Tech and flex account for over 50% of leasing activity in Q2 22: Unsurprisingly, the IT/Items segment’s share increased from 25% to 33% q-o-q, demonstrating its sustained dominance as the largest occupier segment in India’s office market. The manufacturing/industrial sector continues to demonstrate outstanding growth, with a 13% share of market activity supported by India’s policy drive. The BFSI and Consulting segments represented 10% and 8% of the company’s stock, respectively. Flex continues to make rapid inroads as a major occupier category, resulting in a 20% share of quarterly leasing activity as a result of its mainstreaming among occupier space strategies. In fact, flex leased 2.8 million square feet in the second quarter of 2022, the most in 12 quarters, and the first half of 2022 is already 30% higher than the yearly flex space take-up for both 2020 and 2021.

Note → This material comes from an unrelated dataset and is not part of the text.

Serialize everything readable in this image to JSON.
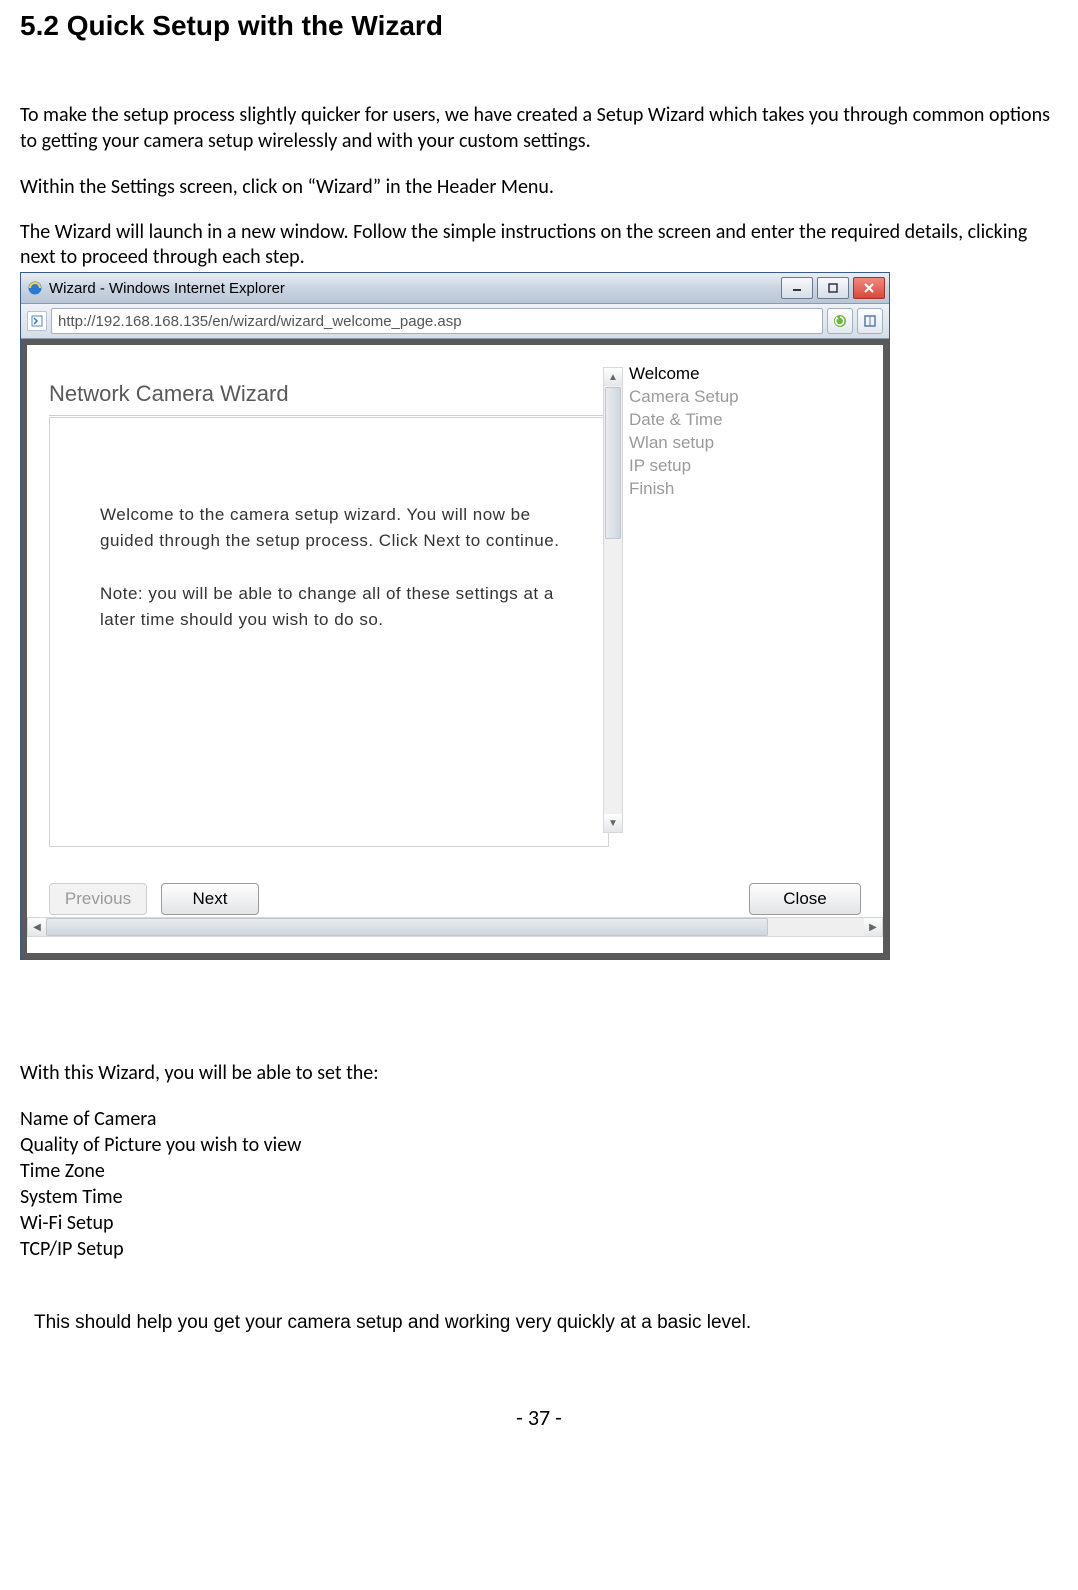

In India’s top seven cities, the real estate industry transacted almost 1,700 acres of land in a single year. From 2017 to 2021, foreign investments in the commercial real estate sector totalled $10.3 billion. After the replacement of the present SEZs act in February 2022, developers anticipate the demand for SEZ office space to skyrocket.

In 2040, the real estate market would increase from Rs. 12,000 crores (US$ 1.72 billion) in 2019 to Rs. 65,000 crores (US$ 9.30 billion). The market size of India’s real estate sector is anticipated to reach US$ 1 trillion by 2030, up from US$ 200 billion in 2021, and to contribute 13% of the country’s GDP by 2025. Retail, hospitality, and commercial real estate are also rising considerably, supporting India’s expanding requirements with the necessary infrastructure.